Thompson has taken multiple hard hits. Yes, at times he holds the ball too long. But the guys up front need to provide a more consistently clean pocket. This unit is holding the offense back from being a really good group. Joseph said they’ll continue working to find the right group of 5.
Defensive line: C+
This unit is trending in the right direction. Garrett Nelson and Ochaun Mathis are getting more pressure on the QB. The addition of Stephon Wynn Jr. (Alabama transfer) has provided depth. Ty Robinson is rounding into form.
But this unit has to be better against the run. Purdue walk-on running back Devin Mockobee went off for 178 yards. He ran tough and got plenty of yards after contact. Nebraska needs to do a better job winning the point of attack. It starts up front.
Nebraska ranks No. 117 in FBS against the run.
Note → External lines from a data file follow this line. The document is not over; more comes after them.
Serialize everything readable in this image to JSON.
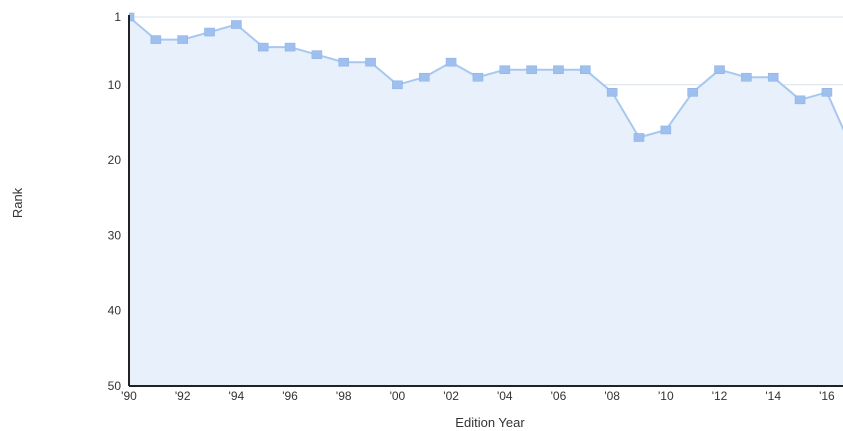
{
  "chart_data": {
    "type": "area",
    "title": "",
    "xlabel": "Edition Year",
    "ylabel": "Rank",
    "y_reversed": true,
    "ylim": [
      1,
      50
    ],
    "xlim": [
      1990,
      2016.6
    ],
    "grid": true,
    "legend": "none",
    "y_ticks": [
      {
        "value": 1,
        "label": "1"
      },
      {
        "value": 10,
        "label": "10"
      },
      {
        "value": 20,
        "label": "20"
      },
      {
        "value": 30,
        "label": "30"
      },
      {
        "value": 40,
        "label": "40"
      },
      {
        "value": 50,
        "label": "50"
      }
    ],
    "x_ticks": [
      {
        "value": 1990,
        "label": "'90"
      },
      {
        "value": 1992,
        "label": "'92"
      },
      {
        "value": 1994,
        "label": "'94"
      },
      {
        "value": 1996,
        "label": "'96"
      },
      {
        "value": 1998,
        "label": "'98"
      },
      {
        "value": 2000,
        "label": "'00"
      },
      {
        "value": 2002,
        "label": "'02"
      },
      {
        "value": 2004,
        "label": "'04"
      },
      {
        "value": 2006,
        "label": "'06"
      },
      {
        "value": 2008,
        "label": "'08"
      },
      {
        "value": 2010,
        "label": "'10"
      },
      {
        "value": 2012,
        "label": "'12"
      },
      {
        "value": 2014,
        "label": "'14"
      },
      {
        "value": 2016,
        "label": "'16"
      }
    ],
    "x": [
      1990,
      1991,
      1992,
      1993,
      1994,
      1995,
      1996,
      1997,
      1998,
      1999,
      2000,
      2001,
      2002,
      2003,
      2004,
      2005,
      2006,
      2007,
      2008,
      2009,
      2010,
      2011,
      2012,
      2013,
      2014,
      2015,
      2016,
      2017
    ],
    "series": [
      {
        "values": [
          1,
          4,
          4,
          3,
          2,
          5,
          5,
          6,
          7,
          7,
          10,
          9,
          7,
          9,
          8,
          8,
          8,
          8,
          11,
          17,
          16,
          11,
          8,
          9,
          9,
          12,
          11,
          19
        ]
      }
    ],
    "colors": {
      "line": "#a9c8ef",
      "marker": "#9fc0ee",
      "fill": "#e8f0fc",
      "grid": "#d7e0ea",
      "axis": "#222222"
    }
  }
}
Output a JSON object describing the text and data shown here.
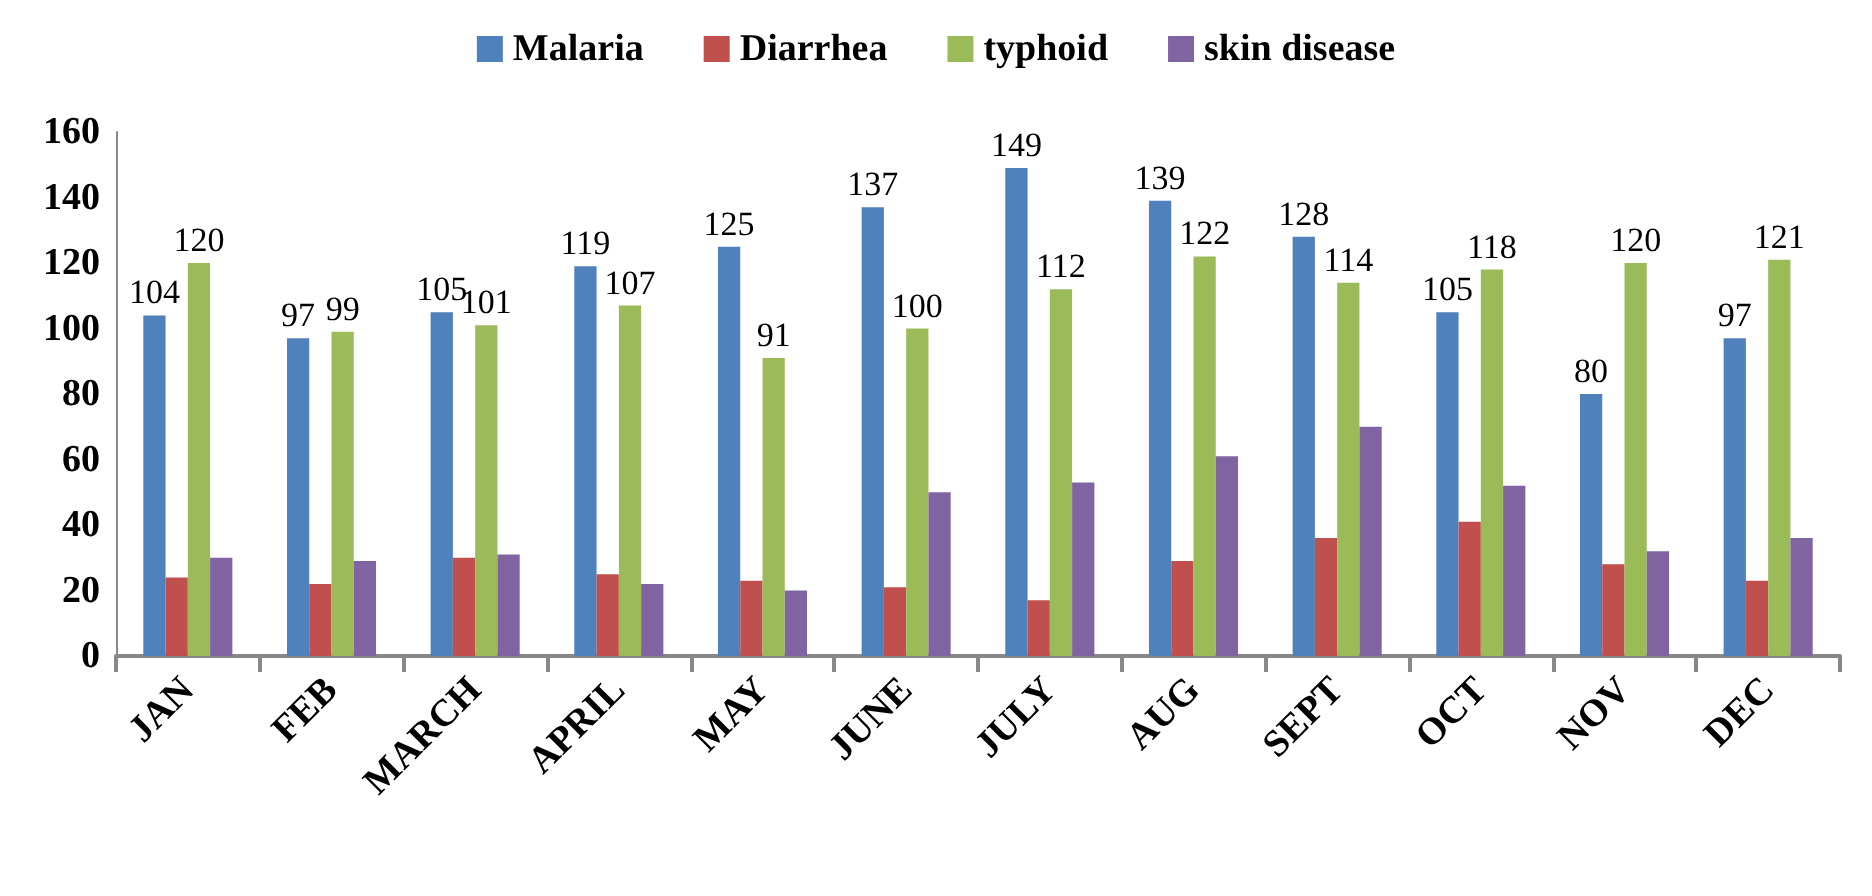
{
  "chart_data": {
    "type": "bar",
    "categories": [
      "JAN",
      "FEB",
      "MARCH",
      "APRIL",
      "MAY",
      "JUNE",
      "JULY",
      "AUG",
      "SEPT",
      "OCT",
      "NOV",
      "DEC"
    ],
    "series": [
      {
        "name": "Malaria",
        "color": "#4f81bd",
        "values": [
          104,
          97,
          105,
          119,
          125,
          137,
          149,
          139,
          128,
          105,
          80,
          97
        ],
        "value_labels": [
          "104",
          "97",
          "105",
          "119",
          "125",
          "137",
          "149",
          "139",
          "128",
          "105",
          "80",
          "97"
        ]
      },
      {
        "name": "Diarrhea",
        "color": "#c0504d",
        "values": [
          24,
          22,
          30,
          25,
          23,
          21,
          17,
          29,
          36,
          41,
          28,
          23
        ]
      },
      {
        "name": "typhoid",
        "color": "#9bbb59",
        "values": [
          120,
          99,
          101,
          107,
          91,
          100,
          112,
          122,
          114,
          118,
          120,
          121
        ],
        "value_labels": [
          "120",
          "99",
          "101",
          "107",
          "91",
          "100",
          "112",
          "122",
          "114",
          "118",
          "120",
          "121"
        ]
      },
      {
        "name": "skin disease",
        "color": "#8064a2",
        "values": [
          30,
          29,
          31,
          22,
          20,
          50,
          53,
          61,
          70,
          52,
          32,
          36
        ]
      }
    ],
    "ylim": [
      0,
      160
    ],
    "yticks": [
      0,
      20,
      40,
      60,
      80,
      100,
      120,
      140,
      160
    ],
    "grid": false,
    "legend": "top"
  }
}
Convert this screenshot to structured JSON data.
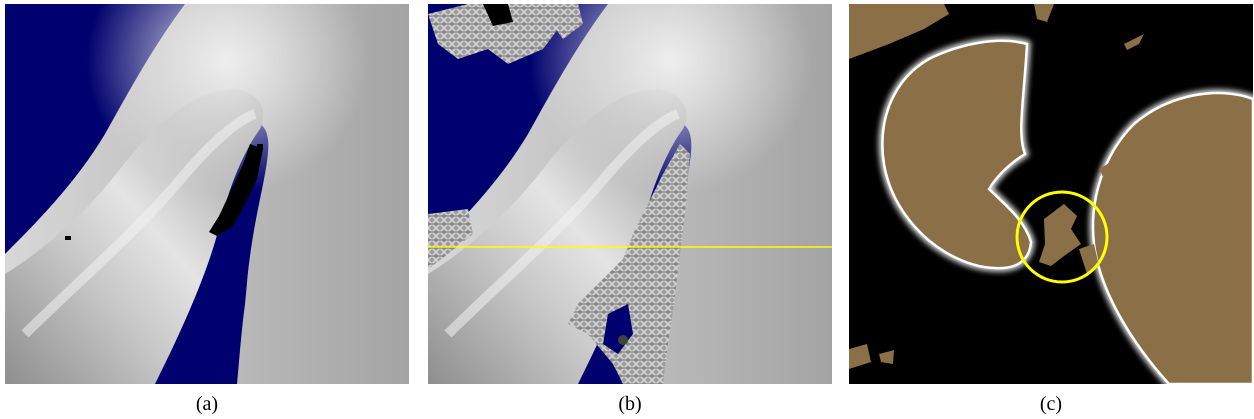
{
  "captions": {
    "a": "(a)",
    "b": "(b)",
    "c": "(c)"
  },
  "colors": {
    "background_blue": "#00006e",
    "surface_gray": "#b4b4b4",
    "section_line": "#ffff00",
    "region_tan": "#8b6f47",
    "black": "#000000",
    "white": "#ffffff"
  }
}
It’s allowing 190.4 yards per game. The Huskers must improve their physicality up front for this to improve.
Leading tackler Luke Reimer missed the Purdue game with an injury. He’s the heart and soul of this unit, and when he’s in, it’s a much better group.
Nick Henrich left Saturday’s game with what looked like a not-so-good injury. Suddenly, this group is down a few guys and leaders. They’ll need freshman Ernest Hausmann and senior Eteva Mauga-Clements to fill the void.
Being disciplined and filling gap assignments has been troublesome. More consistency is needed in those areas for the defense to flip the script. The Huskers’ D was on the field for an unbelievable 101 plays against the Boilers. It surrendered 608 yards and 36 first downs.
Chase Brown and Mo Ibrahim loom the next 2 games. It only gets more difficult. The linebacking unit has to play better.
Quinton Newsome had good and bad moments against Purdue standout Charlie Jones. He won and lost a few 1-on-1 battles, but remains Nebraska’s top corner. Malcolm Hartzog has taken over opposite Newsome. He sealed the 14-13 win over Rutgers with a late INT. He’s improving each week.
Isaac Gifford, Myles Farmer and Marques Buford Jr. are Nos. 2, 3, 4 in the team in tackles. They’ve played well at times, but the Huskers will need more big plays and takeaways out of the safeties to pull some upsets down the stretch.
Special teams: A-
The addition of Montana transfer Brian Buschini has improved Nebraska’s punt game tremendously. He’s averaging 45.6 yards per kick and on countless occasions has flipped the field, giving the Huskers defense a fighting chance.
Fordham transfer Timmy Bleekrode has made 4 of 6 field goals and given Nebraska stability at a position it has been searching for answers at in the past.
No one imagined the Scott Frost era going as badly as it did. The Huskers found endless ways to lose under Frost and confidence was at an all-time program low.
Enter Mickey Joseph, and the mindset is changing. Nebraska is playing hard. Believing again. This is a team with many deficiencies, but at least it’s competing. Effort is there. Attitudes are changing for the better. Joseph is clearly making a difference.
AD Trev Alberts will be viewing the final 5 games with an eye glass. Joseph has put himself in the conversation to be the next coach. However, a strong finish is a must. Nebraska must get to 6 wins and continue to build positive momentum. Anything less, and it’s almost a certain Alberts goes outside for his hire.
Final grade: C
The Huskers certainly have an opportunity raise their GPA. A strong finish will do the trick. Nebraska’s effort is trending in the right direction. Whether it leads to more wins, we’ll have to see.
The bye week should rejuvenate the troops. Back-to-back home games against Illinois and Minnesota await. A road trip to Ann Arbor is daunting, but the final 2 against Wisconsin and Iowa look far less intimidating than they once did. Nebraska can, and NEEDS to, break through.
There’s plenty left to play for. Plenty of drama remains. Nebraska fans won’t jump ship; they never do. If Joseph can pull an upset or 2 along the way, all eyes will be on Alberts to see the direction he turns.